Laura Bialis spent five years shooting and editing this documentary detailing the world wide movement to free the Soviet Jews and allow them free passage to Israel.
It is a dramatic even heartbreaking story, but foremost it is a tale of activists and activism in America. From their initial bid to convince mainstream Jewish opinion of the righteousness of their cause to their decentralized but effective lobbying efforts all over the nation.
And in truth, they had good reason to press their case, the USSR was probably the last nation in the West to practice systematic anti-semitism. Josef Stalin was clearly preparing a vast blood purge of the CPSU in 1953 that would have included a nation-wide anti-Jewish pogrom. Only his timely death in March of 1953 prevent this catastrophe from happening. His successors a dumb and crude bunch were perfectly happy to treat the jews as second and even third class citizens according to the time honored rules of repression in Russia.
Thus truly serious people had good cause to worry about the fate of the jews in the USSR.
It's a twenty year story about a group of students and housewives who re-wrote the rules on diplomacy in this country, until the whole Refusenik mishaugas few activists over and above the Viet Nam war demonstrators took on the foreign policy of both the USA and USSR in such a specific and critical manner.
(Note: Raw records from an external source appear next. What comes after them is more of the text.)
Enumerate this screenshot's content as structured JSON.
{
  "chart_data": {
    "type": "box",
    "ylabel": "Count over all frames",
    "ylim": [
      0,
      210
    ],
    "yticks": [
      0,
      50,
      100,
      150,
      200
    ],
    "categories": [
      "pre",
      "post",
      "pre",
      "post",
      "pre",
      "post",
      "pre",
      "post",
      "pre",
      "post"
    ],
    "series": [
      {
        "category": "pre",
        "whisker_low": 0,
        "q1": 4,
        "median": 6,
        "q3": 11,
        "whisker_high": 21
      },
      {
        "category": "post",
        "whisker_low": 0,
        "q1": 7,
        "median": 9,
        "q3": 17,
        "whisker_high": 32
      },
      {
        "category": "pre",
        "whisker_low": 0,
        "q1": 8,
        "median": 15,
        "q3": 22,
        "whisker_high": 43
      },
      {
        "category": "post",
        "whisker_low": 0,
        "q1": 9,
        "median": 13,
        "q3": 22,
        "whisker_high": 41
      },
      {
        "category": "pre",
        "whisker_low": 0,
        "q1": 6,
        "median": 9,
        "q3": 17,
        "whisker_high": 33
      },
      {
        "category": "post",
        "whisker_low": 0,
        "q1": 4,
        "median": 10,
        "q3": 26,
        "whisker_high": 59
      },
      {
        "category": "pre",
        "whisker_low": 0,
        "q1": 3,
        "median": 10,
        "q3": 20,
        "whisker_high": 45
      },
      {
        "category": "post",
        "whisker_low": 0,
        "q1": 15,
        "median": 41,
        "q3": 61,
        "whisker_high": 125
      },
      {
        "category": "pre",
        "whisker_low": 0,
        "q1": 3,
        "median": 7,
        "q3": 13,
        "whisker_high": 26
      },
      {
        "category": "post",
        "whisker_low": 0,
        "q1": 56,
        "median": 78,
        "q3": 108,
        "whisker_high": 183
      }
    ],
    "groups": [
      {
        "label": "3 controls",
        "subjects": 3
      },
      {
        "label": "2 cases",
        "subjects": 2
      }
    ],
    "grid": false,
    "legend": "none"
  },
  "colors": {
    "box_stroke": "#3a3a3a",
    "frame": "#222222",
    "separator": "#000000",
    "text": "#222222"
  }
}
As such they remain the model for international issue politics to this day, anti apartheid activists, pro-Tibetan groups and such-like all owe the campaign to free Soviet Jewry a debt of gratitude.
The movement to free Soviet Jews stands out as a unique and fragile example of bipartisanship, no other mode of "issue politics" included everyone from Edward M. Kennedy to William F. Buckley in it's ranks. It exactly the sort of unity you rarely see in US politics and perhaps with good reason.
I had the good fortune to meet Ms. Bialis in San Francisco last week, she is articulate with an encyclopedic knowledge of her topic. At present "Refusenik" lacks a distributor, it is nonetheless slated to run in Boston next month at one of the Landmark theaters, I urge all and sundry to see this film.